Jo looked thoroughly flustered by his comment and said quickly, "I didn't mean to be rude – it's just that, well, things have changed between us, and I – I just want things to be how they were before but they can't."
"I don't see why they can't," said Lucas, smiling at her encouragingly , "We were friends before – I don't see why we shouldn't be friends now."
"It's not that simple," said Jo quietly.
"I don't see why it shouldn't be – let's make it simple."
"We can't – it's too late," replied Jo unhappily, her voice unsteady.
"It's never too late," he replied, hoping to cheer her out of her gloomy state of mind.
She didn't reply, just shook her head, her eyes fixed on the floor.
Lucas looked at her more closely and wondered whether he had done something else to upset her or whether her fragile disposition was just a symptom of her troubles over these last few months.
"I know that I'm not your favourite person right now, but I'd like to think we could still be friends.

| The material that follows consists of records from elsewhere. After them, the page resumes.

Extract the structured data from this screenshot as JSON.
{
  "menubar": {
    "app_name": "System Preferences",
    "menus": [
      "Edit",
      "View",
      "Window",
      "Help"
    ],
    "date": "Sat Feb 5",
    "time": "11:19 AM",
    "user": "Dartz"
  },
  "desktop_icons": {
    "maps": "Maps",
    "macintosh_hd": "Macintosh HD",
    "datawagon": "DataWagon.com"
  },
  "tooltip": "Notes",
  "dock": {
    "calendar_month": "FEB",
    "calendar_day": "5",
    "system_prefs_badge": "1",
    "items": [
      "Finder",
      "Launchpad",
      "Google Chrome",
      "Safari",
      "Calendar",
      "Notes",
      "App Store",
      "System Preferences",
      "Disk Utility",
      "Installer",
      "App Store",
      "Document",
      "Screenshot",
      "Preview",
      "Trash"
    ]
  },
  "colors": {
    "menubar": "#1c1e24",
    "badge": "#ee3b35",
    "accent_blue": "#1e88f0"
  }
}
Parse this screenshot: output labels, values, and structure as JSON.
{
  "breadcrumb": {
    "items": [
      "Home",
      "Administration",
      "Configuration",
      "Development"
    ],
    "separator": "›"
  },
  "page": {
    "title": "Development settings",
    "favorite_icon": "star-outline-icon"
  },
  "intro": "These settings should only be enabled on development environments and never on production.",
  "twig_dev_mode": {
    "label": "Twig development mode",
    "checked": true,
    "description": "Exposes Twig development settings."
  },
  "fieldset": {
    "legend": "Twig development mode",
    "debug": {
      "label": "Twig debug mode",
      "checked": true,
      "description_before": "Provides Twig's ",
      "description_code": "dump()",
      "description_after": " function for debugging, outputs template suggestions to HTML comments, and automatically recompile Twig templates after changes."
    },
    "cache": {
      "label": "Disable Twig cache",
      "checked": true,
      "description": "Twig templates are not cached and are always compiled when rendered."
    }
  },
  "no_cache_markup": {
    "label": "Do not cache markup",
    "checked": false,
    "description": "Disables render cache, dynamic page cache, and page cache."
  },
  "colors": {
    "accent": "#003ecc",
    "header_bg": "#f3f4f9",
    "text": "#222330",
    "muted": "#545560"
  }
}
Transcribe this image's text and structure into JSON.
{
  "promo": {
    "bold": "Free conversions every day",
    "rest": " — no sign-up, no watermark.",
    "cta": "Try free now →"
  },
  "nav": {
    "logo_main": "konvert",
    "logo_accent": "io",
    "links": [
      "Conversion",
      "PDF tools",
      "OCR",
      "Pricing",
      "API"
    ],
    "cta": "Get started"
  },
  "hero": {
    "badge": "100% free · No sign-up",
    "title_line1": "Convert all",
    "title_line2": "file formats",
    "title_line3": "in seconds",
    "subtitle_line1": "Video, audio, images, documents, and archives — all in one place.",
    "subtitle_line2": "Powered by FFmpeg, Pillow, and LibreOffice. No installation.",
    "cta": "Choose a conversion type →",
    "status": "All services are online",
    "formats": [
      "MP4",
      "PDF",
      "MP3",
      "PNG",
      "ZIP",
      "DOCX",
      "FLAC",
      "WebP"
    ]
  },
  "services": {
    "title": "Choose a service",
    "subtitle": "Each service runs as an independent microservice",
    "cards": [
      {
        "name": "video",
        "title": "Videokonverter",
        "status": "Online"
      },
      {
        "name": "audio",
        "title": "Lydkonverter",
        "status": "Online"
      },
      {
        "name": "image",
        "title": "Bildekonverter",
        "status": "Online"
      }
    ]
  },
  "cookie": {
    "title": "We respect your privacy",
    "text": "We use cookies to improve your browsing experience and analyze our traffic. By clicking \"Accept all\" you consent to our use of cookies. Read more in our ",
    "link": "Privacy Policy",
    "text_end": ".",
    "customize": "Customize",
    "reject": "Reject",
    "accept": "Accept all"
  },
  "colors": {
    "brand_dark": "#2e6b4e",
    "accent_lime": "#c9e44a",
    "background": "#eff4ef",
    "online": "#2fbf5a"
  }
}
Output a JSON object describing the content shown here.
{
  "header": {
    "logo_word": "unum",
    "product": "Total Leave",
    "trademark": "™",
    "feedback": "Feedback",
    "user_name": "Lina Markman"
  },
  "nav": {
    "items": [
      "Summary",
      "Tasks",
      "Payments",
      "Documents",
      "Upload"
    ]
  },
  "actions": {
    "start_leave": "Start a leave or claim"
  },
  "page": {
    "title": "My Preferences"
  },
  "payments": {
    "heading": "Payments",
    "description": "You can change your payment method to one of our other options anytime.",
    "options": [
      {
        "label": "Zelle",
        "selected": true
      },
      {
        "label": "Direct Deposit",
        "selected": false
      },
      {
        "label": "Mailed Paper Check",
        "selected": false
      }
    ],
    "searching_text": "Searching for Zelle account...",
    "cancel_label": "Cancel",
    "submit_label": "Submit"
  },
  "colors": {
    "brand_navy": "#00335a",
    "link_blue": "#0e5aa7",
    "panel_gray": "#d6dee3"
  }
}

What's the matter?" he asked sympathetically.
"I don't even know where to start," she said - a note of despair in her voice.
He walked over to stand opposite her, "How about at the beginning," he replied gently, as he stroked her hair.
"You know the beginning as well as I do," she said, refusing to meet his eyes, "it's the ending that concerns me."
Lucas looked at her, puzzled, "I don't understand you."
Jo inadvertently stepped back from him to prepare herself for the outburst she was anticipating as she took in a breath to work up the courage to cut to the final conclusion of the last few weeks.
"Lucas, I think that - I mean I don't know but it's that I think its possible that -"
"What?" he asked, growing impatient.
"I'm late," she said reluctantly, then added quietly, "and I'm never late."